Wednesday, August 15, 2007

TheStreet.com TV Recap: Google Still Good

About a month ago, Google reported what the shorts called a bad quarter, Jim Cramer said on TheStreet.com TV's Wall Street Confidential Web video Wednesday. Yet, when he looks at the stock, Cramer sees that it's very close percentagewise to where it had been.

"Obviously, it wasn't a bad quarter at all," Cramer said. He asked TheStreet.com's Internet reporter Vishesh Kumar to give market players a sense of what's going right at Google and why the stock is holding up better than much of the market.

"What is going right is their search business, which is just a juggernaut and which is actually kind of recession-proof also because it's seen by advertisers as more of a cost-of-sales expense rather than a marketing expense," Kumar replied. "So even if things turn down, you continue buying those ads because you see that on your bottom line right away."

Kumar also said he has continued to see advertisers gravitating from print to Google. "There's a big trend online," he said. "Accountability is something that's just going to change this $600 billion market completely."

Right now, Google, said Kumar, has about $12 billion in revenue expected this year from advertising, so at this point it still constitutes quite a small percentage of this $600 billion market. However, chief marketing officers "go with what works," he said. Right now they are buying TV ads, but that's eventually going to stop working as DVR penetration rates rise.

When asked about Google's rates, Kumar mentioned that the Internet goliath did something last week that is just getting noticed on Wall Street today, and consequently people are seeing their revenue numbers being moved up about 4% by JPMorgan and 2% by Merrill Lynch.
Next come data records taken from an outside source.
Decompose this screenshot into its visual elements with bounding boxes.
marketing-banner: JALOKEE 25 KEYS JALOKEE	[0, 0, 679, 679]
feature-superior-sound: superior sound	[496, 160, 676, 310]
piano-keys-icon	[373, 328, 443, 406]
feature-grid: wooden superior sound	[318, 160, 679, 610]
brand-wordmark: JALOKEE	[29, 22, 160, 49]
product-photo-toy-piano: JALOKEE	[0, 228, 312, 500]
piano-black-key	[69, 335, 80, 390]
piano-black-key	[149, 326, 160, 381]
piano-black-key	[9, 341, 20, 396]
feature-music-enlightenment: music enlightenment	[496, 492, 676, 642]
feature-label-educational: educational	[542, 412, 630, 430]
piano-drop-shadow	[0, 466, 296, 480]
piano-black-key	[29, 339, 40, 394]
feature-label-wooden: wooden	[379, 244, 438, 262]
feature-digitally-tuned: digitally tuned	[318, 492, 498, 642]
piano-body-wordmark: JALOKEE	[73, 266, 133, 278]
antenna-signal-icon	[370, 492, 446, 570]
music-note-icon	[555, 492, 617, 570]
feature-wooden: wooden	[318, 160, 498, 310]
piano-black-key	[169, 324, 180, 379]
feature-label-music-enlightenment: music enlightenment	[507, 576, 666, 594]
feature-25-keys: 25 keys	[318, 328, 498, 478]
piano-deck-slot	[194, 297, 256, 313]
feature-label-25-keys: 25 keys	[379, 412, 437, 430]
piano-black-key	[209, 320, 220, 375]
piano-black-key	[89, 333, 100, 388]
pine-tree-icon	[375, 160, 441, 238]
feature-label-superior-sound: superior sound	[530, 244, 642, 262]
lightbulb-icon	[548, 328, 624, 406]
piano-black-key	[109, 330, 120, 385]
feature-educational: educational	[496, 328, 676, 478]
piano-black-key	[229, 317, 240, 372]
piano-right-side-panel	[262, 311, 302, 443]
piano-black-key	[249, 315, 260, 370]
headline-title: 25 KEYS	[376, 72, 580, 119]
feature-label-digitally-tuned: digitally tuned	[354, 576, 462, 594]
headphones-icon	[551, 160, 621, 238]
"What they did is, previously if you got that top spot on Google, the advertiser would have to pay a penny more than the guy that got the second spot," Kumar explained. "Well Google is saying now, it's not going to be that. You're going to pay what you bid and that's going to be huge."

For example, say a mortgage company wanted to advertise with Google and wanted to be at the top, the company would be paying more now. "What they're going to do is take what they see as the highest-quality ad and move it not to the side, but the top," Kumar said. "So you'll get great placement, you'll get great volume ... and instead of having to pay only a little bit more than the guy that got the second spot, now you're going to pay what you bid."

Judging on this, Cramer believes Google is a buy, he said.